Nile se permit un sourire en coin.
— Eren Jaeger sera sédaté durant l'intégralité de la procédure, votre Honneur. Celle-ci se déroulera sous la surveillance armée de cinquante de mes meilleurs hommes.
— Je vois… dit Amos en feignant d'être impressionné. J'imagine que vous avez dû tester ce sédatif dont vous parlez sur de nombreux titans pour être aussi sûr de vous.
Le visage du Commandant des Brigades Spéciales se décomposa comme un château de cartes, ce fut au tour du capitaine Levi d'esquisser un sourire moqueur.
— Je veux dire… reprit le jeune noble sur un ton volontairement pompeux. Ça me parait tellement évident, excusez-moi de ne pas y avoir pensé. Seul un parfait imbécile pourrait être certains qu'un sédatif tout à fait normal pour un humain fonctionnerait sur un titan. J'imagine que vous avez dû expérimenter sur bons nombres de nos prédateurs pour avoir autant confiance en votre… Oh ! Attendez une minute… vous n'avez jamais vu de titan de votre vie. Comment diable pouvez-vous affirmer devant ce tribunal que votre sédatif fonctionnera alors que vous-même ne le savez pas ?
Quelques gloussements et ricanements moqueurs s'échappèrent des rangs des éclaireurs, Eren lui-même avait du mal à se retenir de rire.

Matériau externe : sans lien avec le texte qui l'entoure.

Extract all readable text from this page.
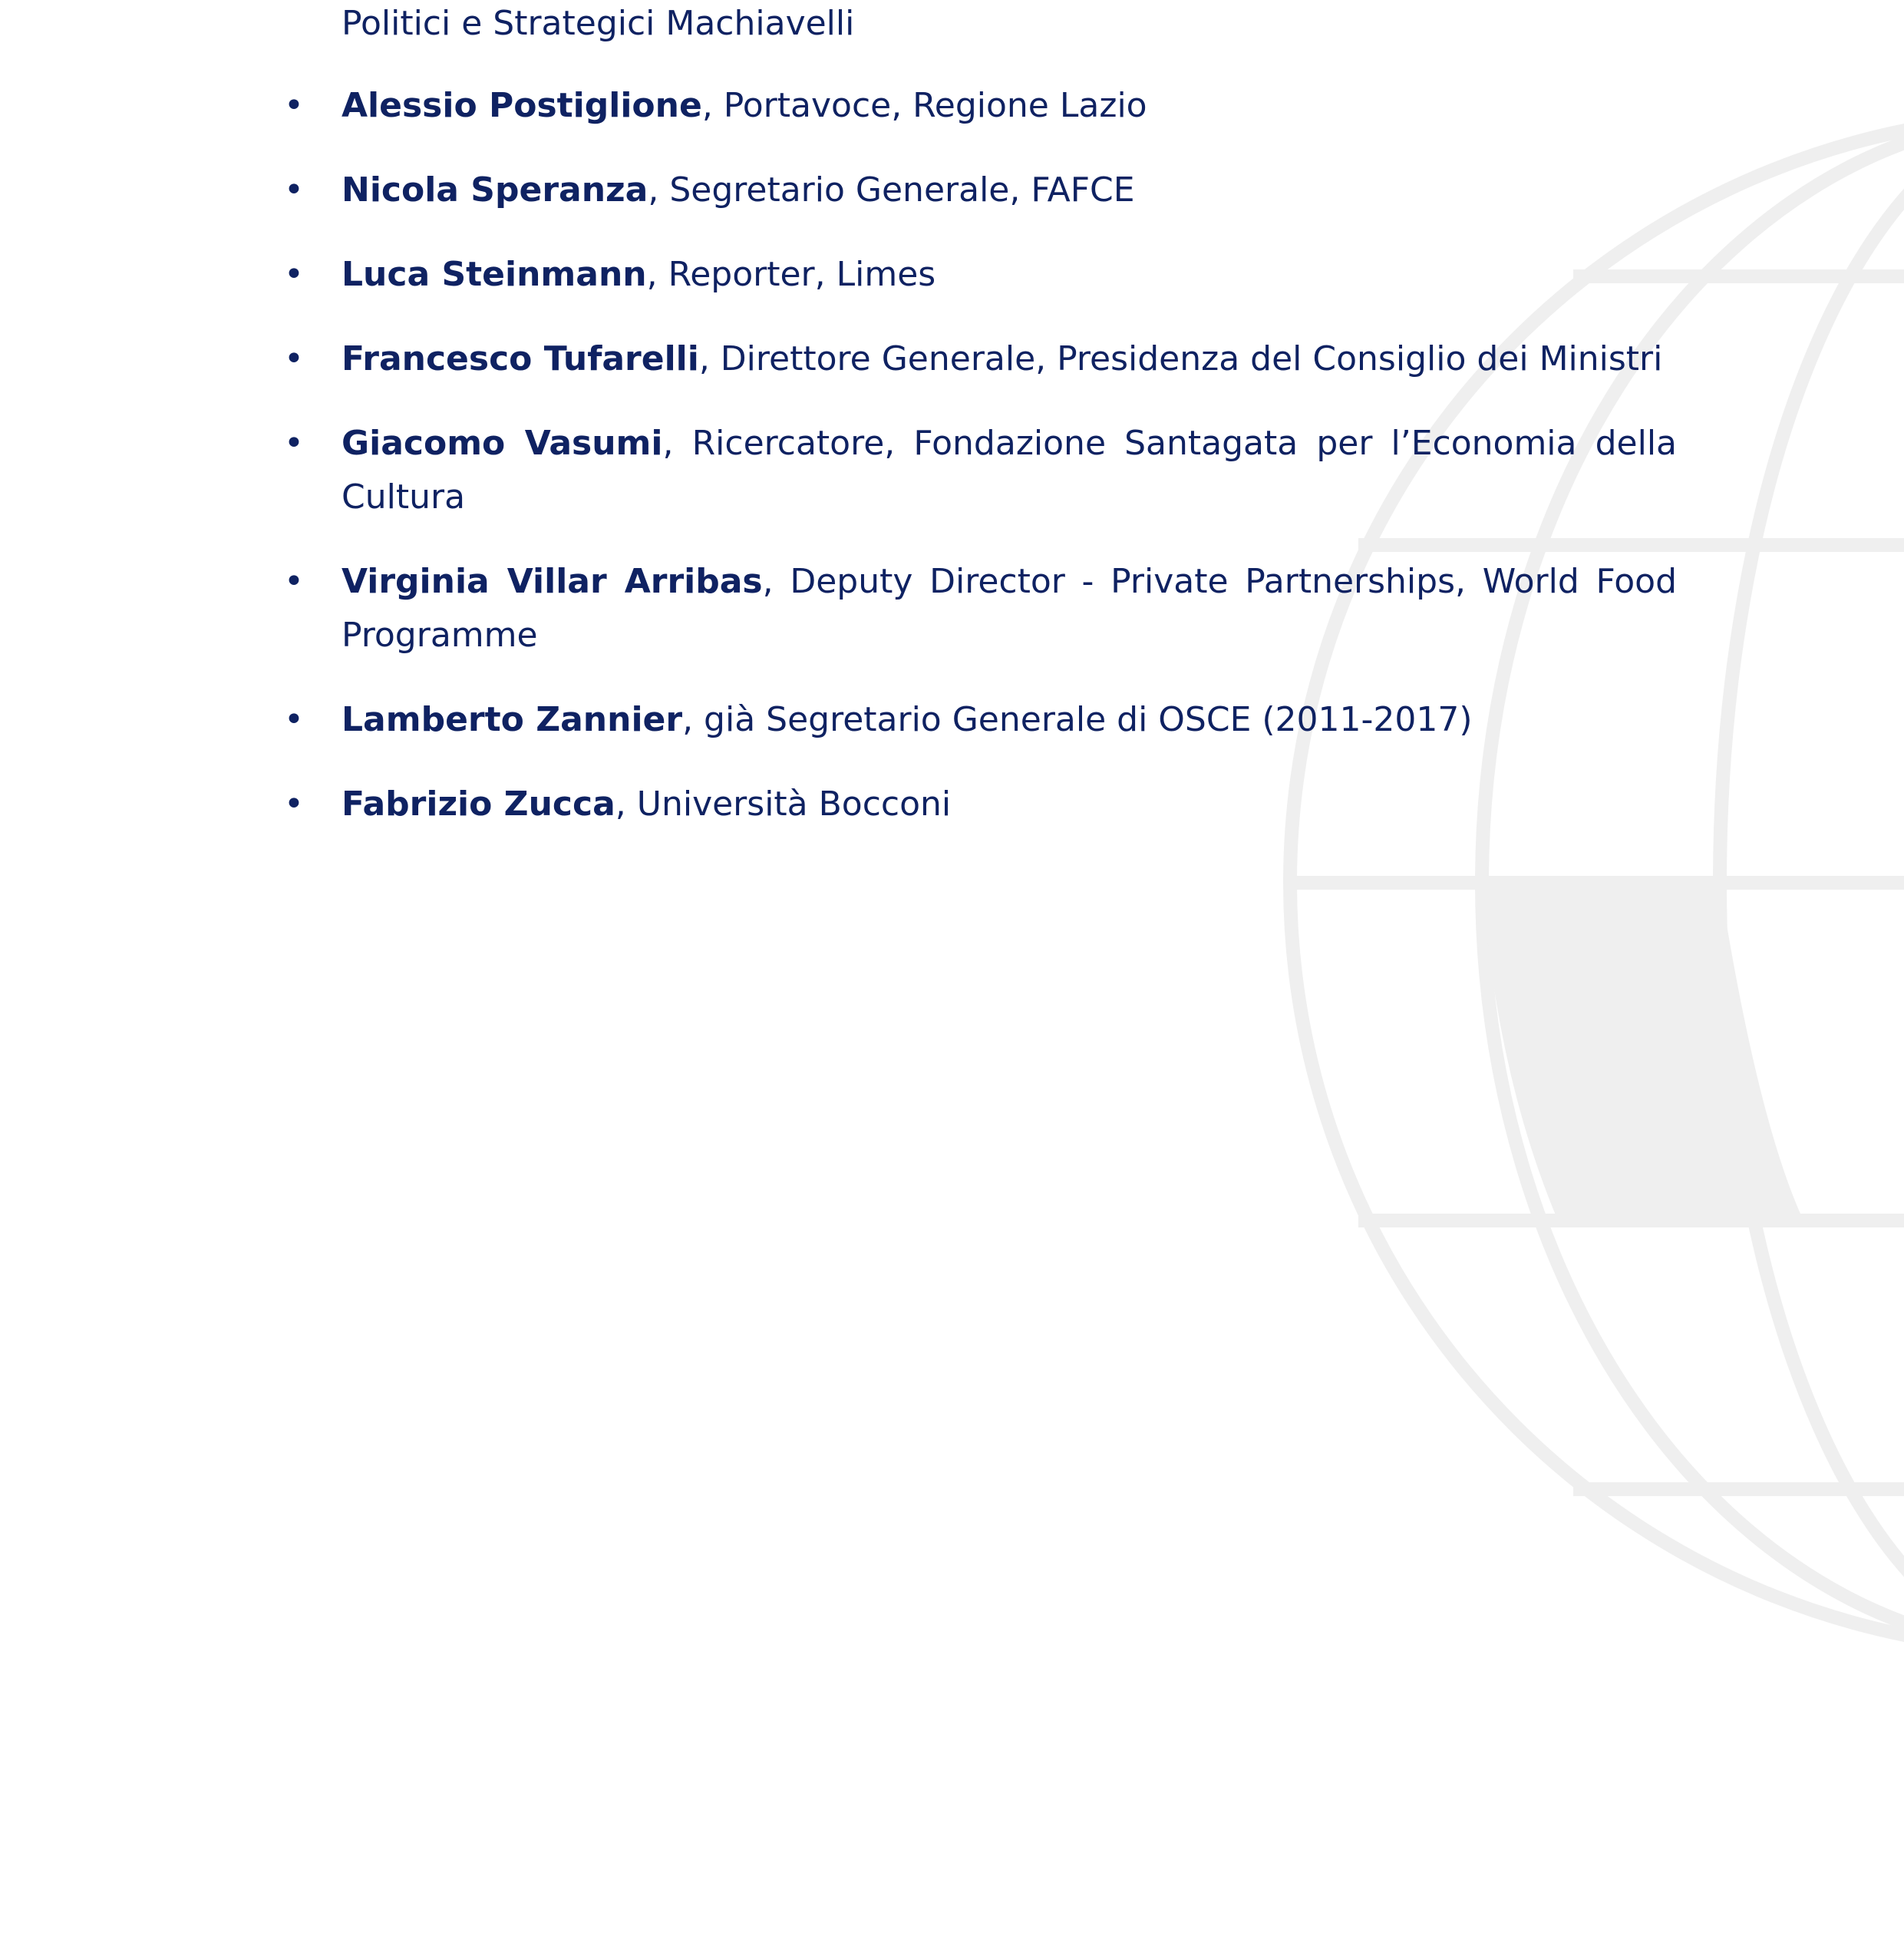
Politici e Strategici Machiavelli

• Alessio Postiglione, Portavoce, Regione Lazio
• Nicola Speranza, Segretario Generale, FAFCE
• Luca Steinmann, Reporter, Limes
• Francesco Tufarelli, Direttore Generale, Presidenza del Consiglio dei Ministri
• Giacomo Vasumi, Ricercatore, Fondazione Santagata per l’Economia della Cultura
• Virginia Villar Arribas, Deputy Director - Private Partnerships, World Food Programme
• Lamberto Zannier, già Segretario Generale di OSCE (2011-2017)
• Fabrizio Zucca, Università Bocconi
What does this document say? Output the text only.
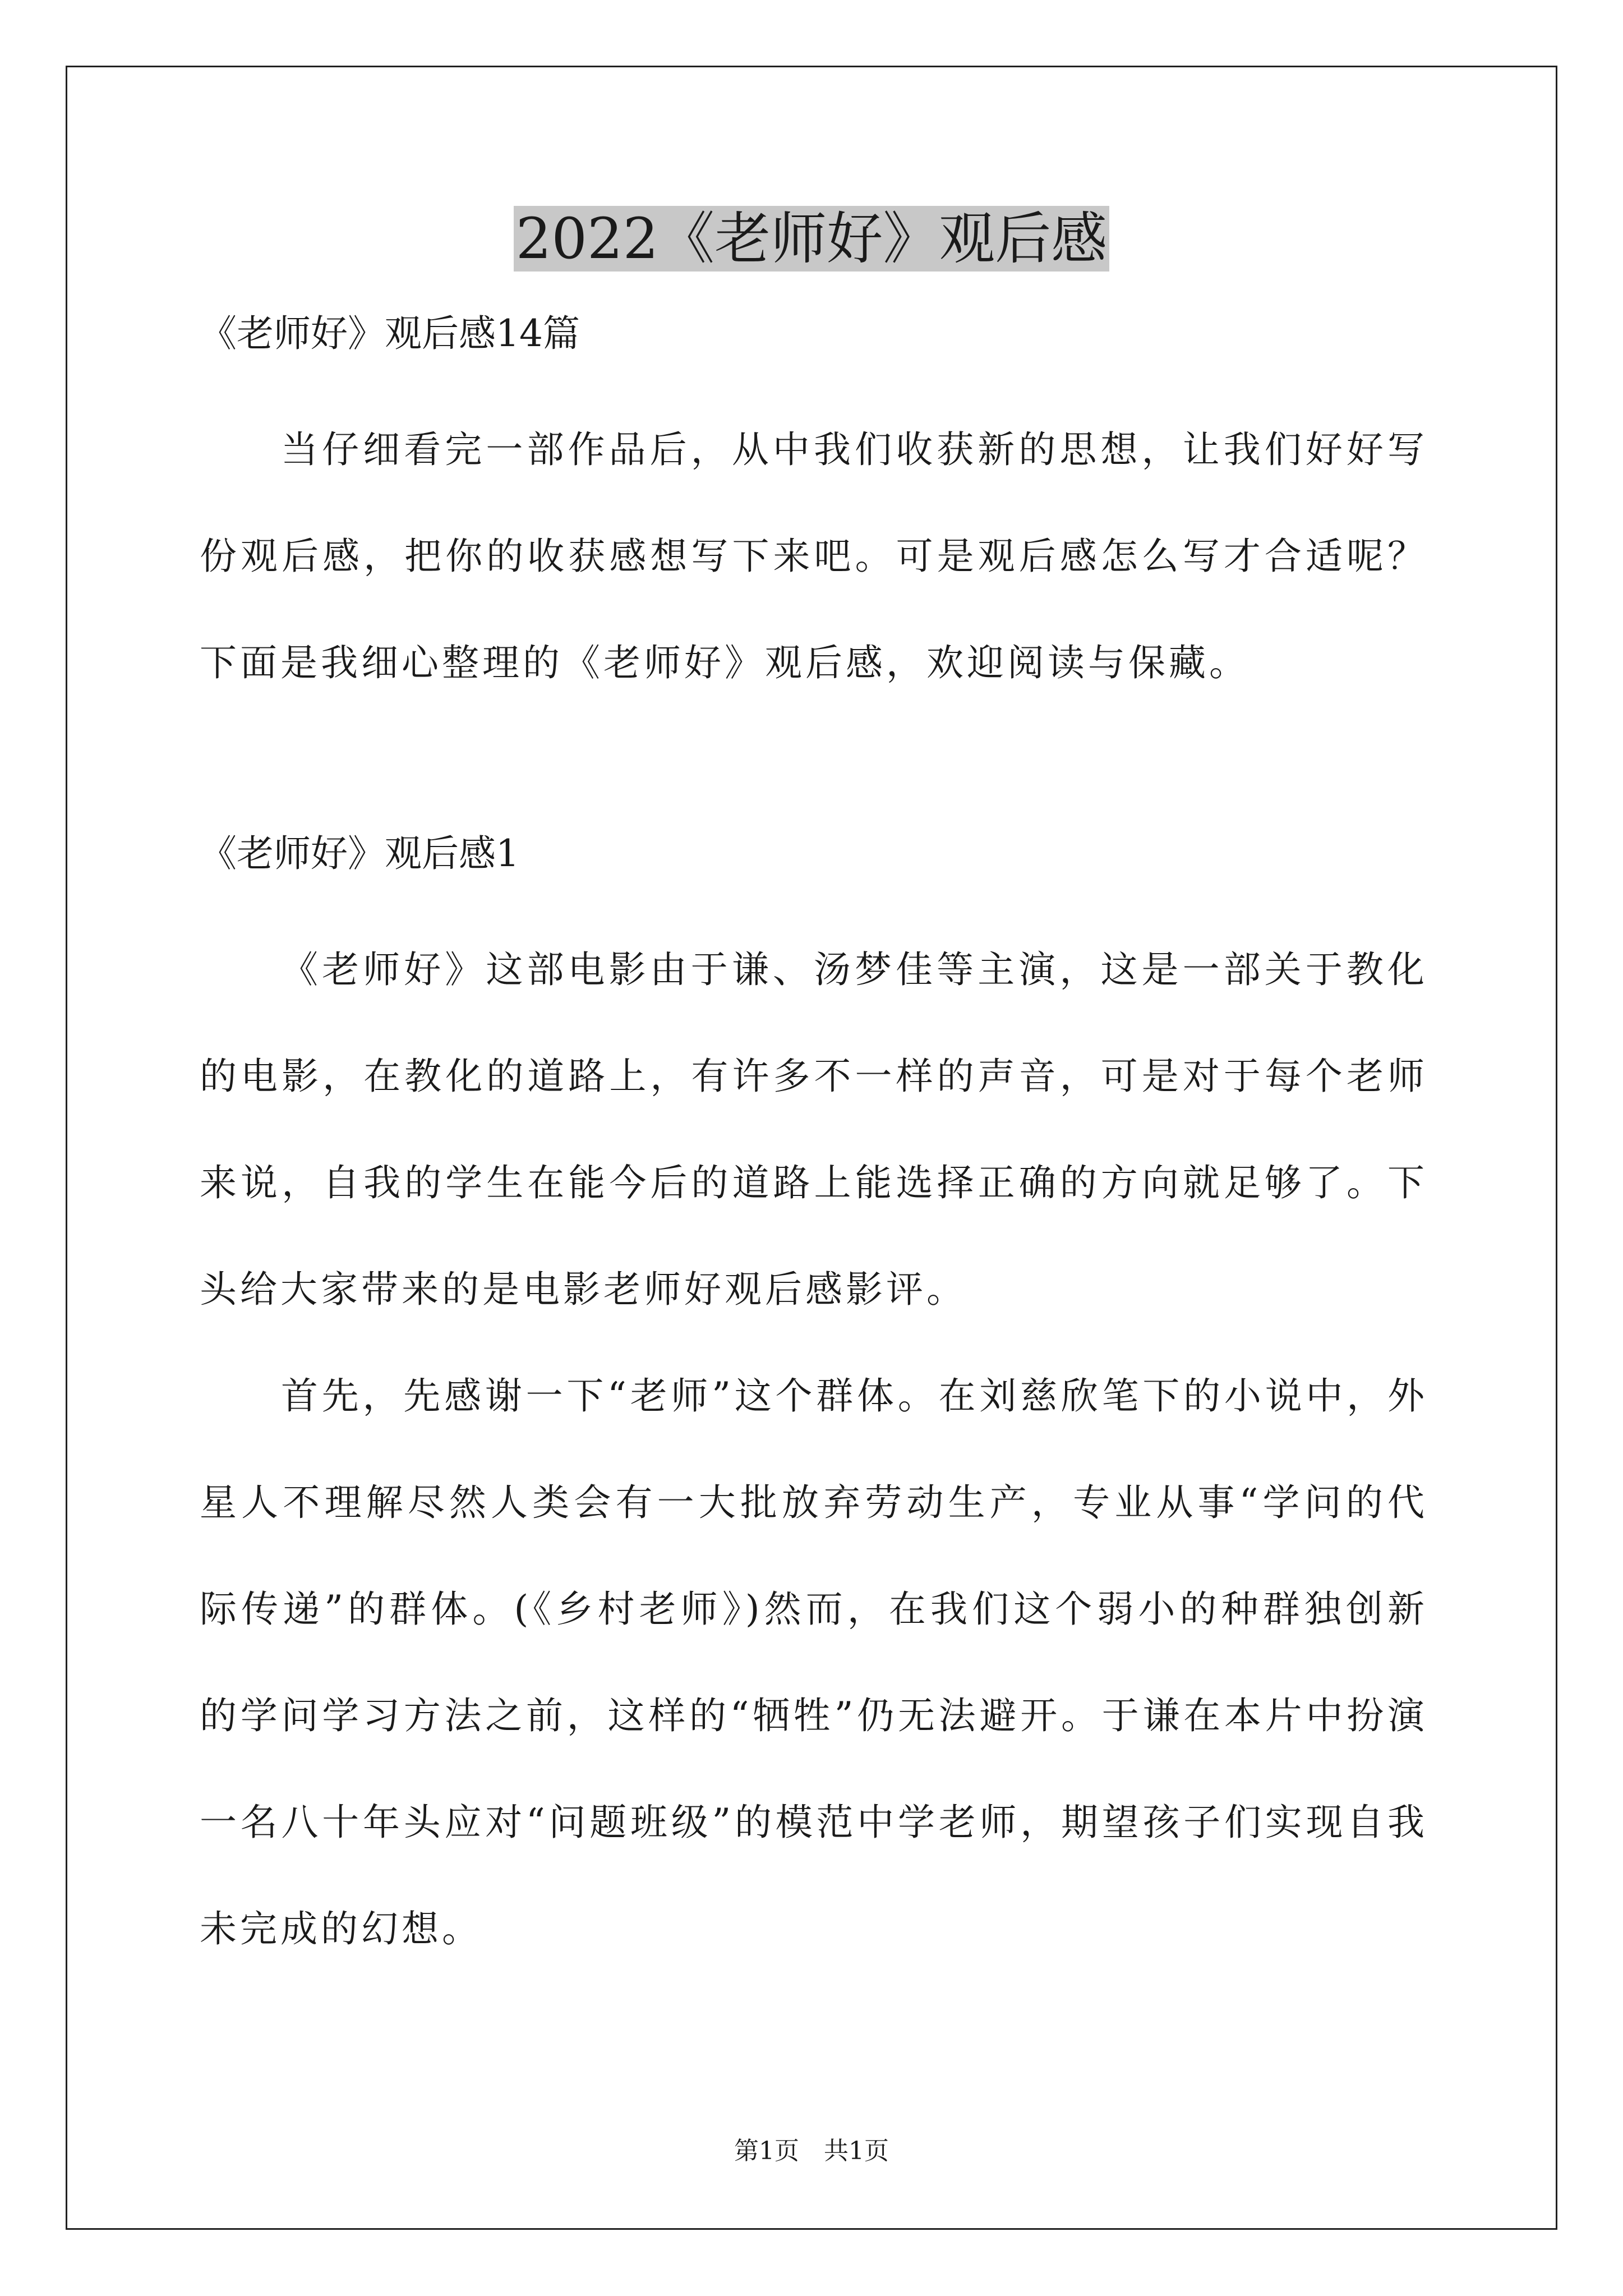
2022《老师好》观后感
《老师好》观后感14篇

当仔细看完一部作品后，从中我们收获新的思想，让我们好好写份观后感，把你的收获感想写下来吧。可是观后感怎么写才合适呢？下面是我细心整理的《老师好》观后感，欢迎阅读与保藏。

《老师好》观后感1

《老师好》这部电影由于谦、汤梦佳等主演，这是一部关于教化的电影，在教化的道路上，有许多不一样的声音，可是对于每个老师来说，自我的学生在能今后的道路上能选择正确的方向就足够了。下头给大家带来的是电影老师好观后感影评。

首先，先感谢一下“老师”这个群体。在刘慈欣笔下的小说中，外星人不理解尽然人类会有一大批放弃劳动生产，专业从事“学问的代际传递”的群体。(《乡村老师》)然而，在我们这个弱小的种群独创新的学问学习方法之前，这样的“牺牲”仍无法避开。于谦在本片中扮演一名八十年头应对“问题班级”的模范中学老师，期望孩子们实现自我未完成的幻想。

第1页　共1页
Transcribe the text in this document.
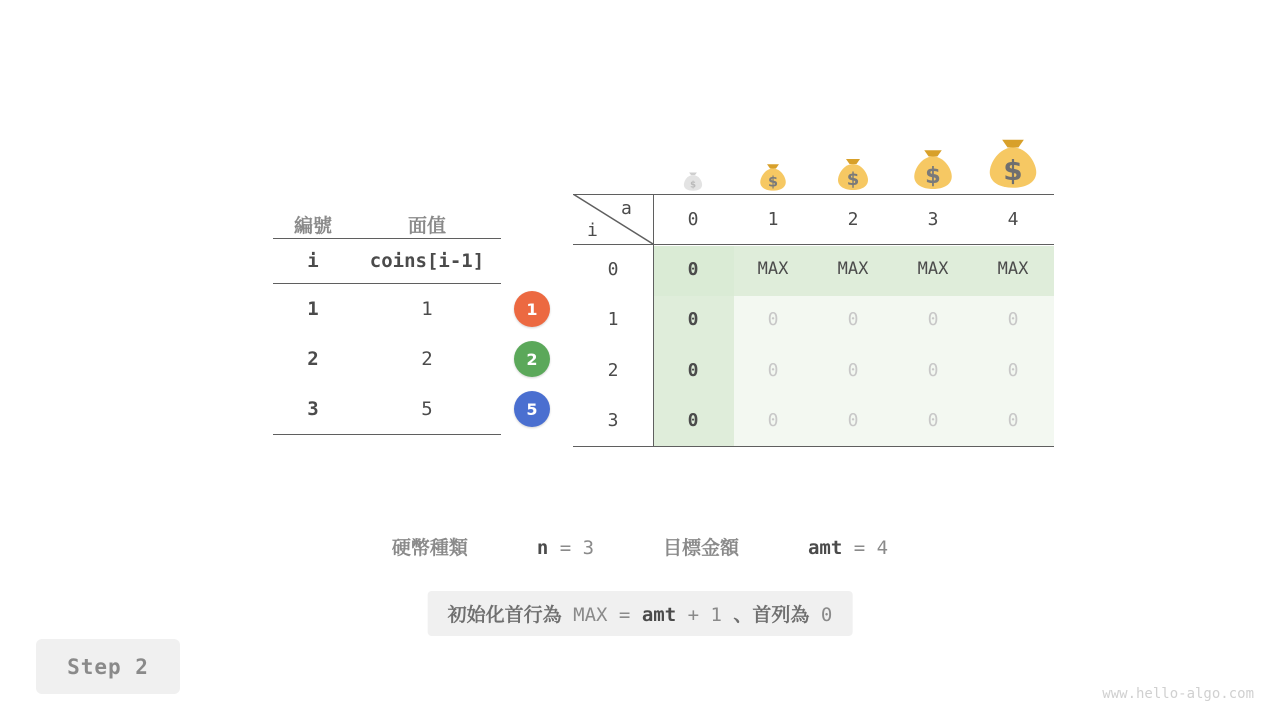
編號	面值
i	coins[i-1]
1	1	1
2	2	2
3	5	5
$	$	$	$	$
i
a	0	1	2	3	4
0	0	MAX	MAX	MAX	MAX
1	0	0	0	0	0
2	0	0	0	0	0
3	0	0	0	0	0
硬幣種類	n = 3	目標金額	amt = 4
初始化首行為 MAX = amt + 1 、首列為 0
Step 2
www.hello-algo.com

— Enfin, continua le grand blond, je suppose qu'à défaut d'avoir un produit efficace, vos cinquante meilleurs hommes seront parfaitement capables de défaire un titan de quinze mètres de haut à l'intelligence humaine… Et ce malgré le fait qu'ils n'ont jamais vu de titan de leur vie eux non plus. Savent-ils encore au moins se servir de leur équipement tridimensionnel ? Vous savez, le machin qui sert à tuer des titans. Le truc dont vous et vos hommes êtes les experts supposés dans le maniement malgré le fait que vous n'ayez jamais vu de titan de vos vies.
Cette fois, d'authentiques éclats de rire fusèrent dans les rangs des éclaireurs, bien vites tut par les regards perçants du Major Erwin et du Capitaine Levi. Mais même eux étaient amusés, même Darius Zackley et le Roi Philippe Fritz semblaient trouver la scène particulièrement distrayante.
Nile avait la bouche ouverte et le visage rouge, il voulut dire quelque chose, mais il n'avait rien à répondre aux arguments du jeune homme. Celui-ci leva les yeux au plafond.
— Monsieur Doc… reprit-il d'une voix exaspérée en ignorant son grade, êtes-vous en train de nous dire que vous n'avez pas les compétences requises pour mener à bien et en toute sécurité, la proposition que vous avez amenée devant ce tribunal ? Que vous n'avez absolument aucune garantie à nous offrir ?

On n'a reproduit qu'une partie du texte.